All Around Player Milton-Jones is not a huge scorer in the WNBA, averaging 12 points a game in her career. But she's also never been the first scoring option either. With the Sparks it was first Leslie, then Holdsclaw, and now Parker and Toliver. In Washington, it was Beard.
But she plays a complete game – passing, shooting, rebounding and defending. And she plays a team game. Whatever Ross needs from her that night, Milton-Jones is happy to oblige. Milton-Jones also commands player respect in the locker room.
"She's intense and it transfers," Beard said. "She's very wise in the things she says and she chooses her words carefully.
And they mean a lot. You look at Dee and understand she's been an Olympian; she's been in this league a long time; she's gone through the ABL, she has international experience. And if you're not willing to [learn] from the stuff that comes out of her mouth, something's wrong with you."
Hoffman concurs. "She's such a leader that you listen to every word she says. She's been through the fire. We're trying to get to the finals, the championship. You always want to listen to somebody who has been there and who's won."

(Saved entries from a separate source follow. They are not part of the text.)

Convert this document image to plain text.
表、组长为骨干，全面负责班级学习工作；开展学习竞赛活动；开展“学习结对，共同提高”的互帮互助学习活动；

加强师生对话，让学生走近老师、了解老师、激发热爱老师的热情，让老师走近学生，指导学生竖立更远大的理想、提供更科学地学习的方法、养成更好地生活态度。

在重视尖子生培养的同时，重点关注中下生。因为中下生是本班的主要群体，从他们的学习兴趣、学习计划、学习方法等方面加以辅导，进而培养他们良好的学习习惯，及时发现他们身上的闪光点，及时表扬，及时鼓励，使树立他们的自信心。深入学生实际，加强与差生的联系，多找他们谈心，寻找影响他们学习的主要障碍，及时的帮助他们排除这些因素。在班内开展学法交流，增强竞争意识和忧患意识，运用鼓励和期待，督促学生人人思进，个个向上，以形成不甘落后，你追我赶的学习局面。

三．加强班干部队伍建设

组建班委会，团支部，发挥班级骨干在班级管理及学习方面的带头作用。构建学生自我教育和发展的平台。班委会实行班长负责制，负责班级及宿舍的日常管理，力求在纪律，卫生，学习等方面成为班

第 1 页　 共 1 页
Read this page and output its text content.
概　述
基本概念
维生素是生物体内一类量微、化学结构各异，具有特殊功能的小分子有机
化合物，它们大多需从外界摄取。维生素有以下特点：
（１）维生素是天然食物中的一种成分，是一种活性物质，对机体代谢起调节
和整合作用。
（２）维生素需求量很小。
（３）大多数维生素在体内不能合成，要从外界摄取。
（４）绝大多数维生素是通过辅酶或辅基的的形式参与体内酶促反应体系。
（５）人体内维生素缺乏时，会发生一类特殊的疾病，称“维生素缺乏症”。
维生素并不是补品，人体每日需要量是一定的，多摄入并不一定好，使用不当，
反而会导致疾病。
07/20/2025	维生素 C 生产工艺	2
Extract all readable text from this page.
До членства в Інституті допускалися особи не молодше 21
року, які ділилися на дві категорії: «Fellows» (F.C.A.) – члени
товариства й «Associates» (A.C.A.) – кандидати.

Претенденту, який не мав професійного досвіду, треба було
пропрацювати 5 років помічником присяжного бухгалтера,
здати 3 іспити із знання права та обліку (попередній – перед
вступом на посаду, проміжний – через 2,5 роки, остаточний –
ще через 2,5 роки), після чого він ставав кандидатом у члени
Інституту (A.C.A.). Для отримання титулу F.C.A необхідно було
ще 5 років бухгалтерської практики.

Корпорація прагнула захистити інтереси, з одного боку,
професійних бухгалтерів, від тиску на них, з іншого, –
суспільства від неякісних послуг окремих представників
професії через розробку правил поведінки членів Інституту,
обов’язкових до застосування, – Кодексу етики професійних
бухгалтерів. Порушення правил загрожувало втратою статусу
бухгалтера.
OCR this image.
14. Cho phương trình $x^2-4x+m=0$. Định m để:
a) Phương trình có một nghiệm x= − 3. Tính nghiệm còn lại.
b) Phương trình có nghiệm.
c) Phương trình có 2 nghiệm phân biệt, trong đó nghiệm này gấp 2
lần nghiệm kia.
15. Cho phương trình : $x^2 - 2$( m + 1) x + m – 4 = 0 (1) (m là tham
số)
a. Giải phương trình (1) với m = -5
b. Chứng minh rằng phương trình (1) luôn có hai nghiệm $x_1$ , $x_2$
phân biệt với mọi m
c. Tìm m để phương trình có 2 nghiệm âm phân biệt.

Milton-Jones knows she can't play forever. "I know I'm on that last straightaway; the finish line is up the street," she said. She and her husband of nine years, former NBA player Roland Jones, talk often about the next phase of her life – maybe coaching, maybe broadcasting as a game analyst, and maybe starting a sports academy.
"I want to give something back because the game's given me so much," Milton-Jones said.
But not now. There's still a spring in the step, a desire to compete. Whatever the ending to this season, Milton-Jones wants to keep playing in 2013.
"I definitely want to come back next year because, honestly, I feel great," she said. "I don't feel like I'm 38, and I hope I don't look at play like I'm 38. I know that I can still play this game at a high level because usually, when you're at the point I am at my career, people try to cover you up – hide you.
"Things have gotten harder for me because they moved me from the paint to the wing. I'm guarding guards and small forwards for 40 minutes now.
Before it was maybe 20. But that's a testament to my work ethic, and the things I do to make sure I can compete at a high level."